N'oublions pas que le canton a en plus décidé lui-même, délibérément, de renoncer à démarcher des sièges de multinationales. Dans un contexte cantonal où certains milieux remettaient ouvertement en cause la croissance. Bref, l'investisseur qui voulait venir en Suisse se rendait vite compte que:

  • le pays était en chantier réglementaire potentiel
  • son arrivée n'était pas forcément aussi bienvenue qu'elle pourrait l'être partout ailleurs dans le monde.

Dans ces cas-là, la prudence l'emporte souvent… Au niveau suisse les statistiques montrent d’ailleurs une perte d'attractivité de notre pays depuis plusieurs années également. 379 sociétés s'étaient implantées dans le pays en 2010, contre 298 seulement l'an dernier.

Voilà pour le passé et les explications. Mais que faire pour demain? Tout d'abord un constat: les incertitudes sont encore plus grandes aujourd'hui que ces dernières années. L'acceptation de l'initiative anti-immigration de l'UDC le 9 février oblige notre pays à renégocier avec Bruxelles ce qui était acquis depuis plus d'une décennie.

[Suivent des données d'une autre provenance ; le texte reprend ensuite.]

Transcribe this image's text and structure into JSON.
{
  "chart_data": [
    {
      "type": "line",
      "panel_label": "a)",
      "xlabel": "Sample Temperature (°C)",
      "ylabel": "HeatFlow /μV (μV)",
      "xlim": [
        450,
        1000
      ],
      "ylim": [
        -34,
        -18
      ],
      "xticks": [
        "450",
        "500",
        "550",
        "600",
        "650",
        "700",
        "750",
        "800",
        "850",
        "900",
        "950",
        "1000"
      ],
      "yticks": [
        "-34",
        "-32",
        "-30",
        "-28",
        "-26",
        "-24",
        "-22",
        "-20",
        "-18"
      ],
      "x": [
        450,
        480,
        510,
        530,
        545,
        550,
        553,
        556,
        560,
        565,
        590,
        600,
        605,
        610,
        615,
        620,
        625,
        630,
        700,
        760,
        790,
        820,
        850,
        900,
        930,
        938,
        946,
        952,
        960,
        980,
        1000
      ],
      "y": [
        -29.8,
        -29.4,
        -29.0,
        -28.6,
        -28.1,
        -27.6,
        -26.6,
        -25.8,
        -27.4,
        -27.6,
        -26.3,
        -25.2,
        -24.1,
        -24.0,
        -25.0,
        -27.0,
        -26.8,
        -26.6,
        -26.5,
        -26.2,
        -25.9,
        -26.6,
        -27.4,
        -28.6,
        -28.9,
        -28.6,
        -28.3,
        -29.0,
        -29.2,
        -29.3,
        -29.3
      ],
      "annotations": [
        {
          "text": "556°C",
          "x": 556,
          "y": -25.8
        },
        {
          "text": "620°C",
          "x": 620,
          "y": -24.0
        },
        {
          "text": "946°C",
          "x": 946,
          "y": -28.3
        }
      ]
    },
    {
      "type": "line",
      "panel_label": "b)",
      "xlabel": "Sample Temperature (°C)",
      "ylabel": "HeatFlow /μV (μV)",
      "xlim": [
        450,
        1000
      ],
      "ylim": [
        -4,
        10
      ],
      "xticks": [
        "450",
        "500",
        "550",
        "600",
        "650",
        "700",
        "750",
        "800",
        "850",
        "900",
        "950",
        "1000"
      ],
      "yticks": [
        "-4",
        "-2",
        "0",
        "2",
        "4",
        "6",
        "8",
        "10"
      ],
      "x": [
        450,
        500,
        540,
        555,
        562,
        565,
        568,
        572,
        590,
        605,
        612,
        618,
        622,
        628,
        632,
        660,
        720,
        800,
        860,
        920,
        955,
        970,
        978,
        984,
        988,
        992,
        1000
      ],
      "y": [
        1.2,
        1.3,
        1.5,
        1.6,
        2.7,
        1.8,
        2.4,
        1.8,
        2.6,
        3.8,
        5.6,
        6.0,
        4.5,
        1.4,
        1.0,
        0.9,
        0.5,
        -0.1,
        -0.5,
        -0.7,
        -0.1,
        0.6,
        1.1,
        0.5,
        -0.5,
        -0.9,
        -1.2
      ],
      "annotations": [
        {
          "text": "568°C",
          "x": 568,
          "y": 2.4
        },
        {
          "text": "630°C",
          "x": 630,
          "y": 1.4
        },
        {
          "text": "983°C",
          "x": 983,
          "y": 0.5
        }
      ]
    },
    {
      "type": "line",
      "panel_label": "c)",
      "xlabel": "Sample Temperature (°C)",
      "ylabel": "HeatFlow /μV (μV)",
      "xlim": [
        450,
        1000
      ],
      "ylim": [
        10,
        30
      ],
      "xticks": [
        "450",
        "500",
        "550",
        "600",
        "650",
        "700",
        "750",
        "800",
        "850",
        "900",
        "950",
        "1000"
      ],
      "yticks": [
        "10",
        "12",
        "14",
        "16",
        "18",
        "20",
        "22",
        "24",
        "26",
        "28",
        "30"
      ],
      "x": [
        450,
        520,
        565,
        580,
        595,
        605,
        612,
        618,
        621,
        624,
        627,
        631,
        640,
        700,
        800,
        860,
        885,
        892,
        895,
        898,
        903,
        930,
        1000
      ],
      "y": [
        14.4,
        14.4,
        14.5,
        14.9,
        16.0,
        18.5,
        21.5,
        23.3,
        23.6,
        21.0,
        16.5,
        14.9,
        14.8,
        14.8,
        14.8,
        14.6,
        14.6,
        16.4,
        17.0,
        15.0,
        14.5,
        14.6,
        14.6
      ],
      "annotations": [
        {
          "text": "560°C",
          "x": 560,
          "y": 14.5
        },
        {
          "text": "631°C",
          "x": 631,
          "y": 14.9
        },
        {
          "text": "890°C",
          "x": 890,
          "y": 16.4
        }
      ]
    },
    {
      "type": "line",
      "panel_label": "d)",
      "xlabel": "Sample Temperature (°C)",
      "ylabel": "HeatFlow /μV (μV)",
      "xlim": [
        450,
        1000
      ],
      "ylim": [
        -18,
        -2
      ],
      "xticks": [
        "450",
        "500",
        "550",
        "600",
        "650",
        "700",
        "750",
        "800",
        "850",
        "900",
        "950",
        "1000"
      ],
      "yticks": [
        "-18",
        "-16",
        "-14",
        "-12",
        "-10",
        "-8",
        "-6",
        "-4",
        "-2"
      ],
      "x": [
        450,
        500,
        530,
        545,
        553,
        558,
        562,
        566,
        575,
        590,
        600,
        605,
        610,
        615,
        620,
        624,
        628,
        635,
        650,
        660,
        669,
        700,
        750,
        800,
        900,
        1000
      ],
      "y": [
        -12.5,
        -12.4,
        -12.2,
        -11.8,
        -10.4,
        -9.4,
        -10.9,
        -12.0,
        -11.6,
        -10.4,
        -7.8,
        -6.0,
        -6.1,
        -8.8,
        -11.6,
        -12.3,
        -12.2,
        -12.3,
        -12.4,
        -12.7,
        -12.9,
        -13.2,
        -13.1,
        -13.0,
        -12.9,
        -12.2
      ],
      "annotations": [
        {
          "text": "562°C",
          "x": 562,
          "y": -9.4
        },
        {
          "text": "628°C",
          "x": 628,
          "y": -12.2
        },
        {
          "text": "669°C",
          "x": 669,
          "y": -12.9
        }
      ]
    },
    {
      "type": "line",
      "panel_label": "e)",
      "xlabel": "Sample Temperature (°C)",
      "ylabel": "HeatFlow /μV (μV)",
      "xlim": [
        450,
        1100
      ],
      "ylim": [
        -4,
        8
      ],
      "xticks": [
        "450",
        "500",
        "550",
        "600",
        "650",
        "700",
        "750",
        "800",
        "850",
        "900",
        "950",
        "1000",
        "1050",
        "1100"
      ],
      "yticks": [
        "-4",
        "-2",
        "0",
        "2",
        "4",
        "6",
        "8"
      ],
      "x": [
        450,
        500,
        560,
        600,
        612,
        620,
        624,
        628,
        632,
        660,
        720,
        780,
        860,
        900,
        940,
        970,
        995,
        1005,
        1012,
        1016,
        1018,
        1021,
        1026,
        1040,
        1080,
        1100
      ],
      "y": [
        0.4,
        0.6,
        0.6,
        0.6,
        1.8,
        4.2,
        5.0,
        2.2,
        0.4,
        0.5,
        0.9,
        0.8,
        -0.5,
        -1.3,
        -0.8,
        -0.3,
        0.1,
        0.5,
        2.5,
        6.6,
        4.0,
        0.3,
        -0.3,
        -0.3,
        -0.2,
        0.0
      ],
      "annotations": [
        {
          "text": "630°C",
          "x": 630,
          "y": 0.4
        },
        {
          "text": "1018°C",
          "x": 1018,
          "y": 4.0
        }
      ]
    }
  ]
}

A l'heure actuelle, personne n'est en mesure de promettre que nous parviendrons à sauvegarder l'essentiel des Bilatérales 1. Des Bilatérales qui ont tout de même assuré une santé conjoncturelle presque sans faille depuis l'éclatement de la bulle Internet en 2001.

La Suisse s'est engagée dans des mois, voire des années de négociations (l'initiative nous donne trois ans… mais trois mois ont déjà passé, le temps file…). Avec les moments d'espoir et de découragement, donc d'incertitude, qu'elles supposent. Qu'on ait soutenu ou non l'initiative UDC le 9 février ne change rien à la nouvelle réalité: la Suisse est dans une situation internationale plus fragile aujourd'hui qu'elle ne l'était avant cette votation. Elle est moins attractive. 

Dans un tel contexte, la promotion économique vaudoise garde tout son sens. Elle doit même être renforcée! En matière fiscale, le canton de Vaud a récemment annoncé envisager un taux unique d'imposition des entreprises à 13,8% (contre 23% actuellement). Une incertitude a été levée, mais ce taux est plus élevé que ce que paient actuellement les entreprises à vocation internationale. Il est également plus élevé que ce que prévoit Genève (13%) ou que ce qui pratique en Irlande (12,5%). Le DEV devra redoubler d'effort et d'entregent pour attirer des investisseurs internationaux. Ou, à tout le moins, pour rester dans leur radar.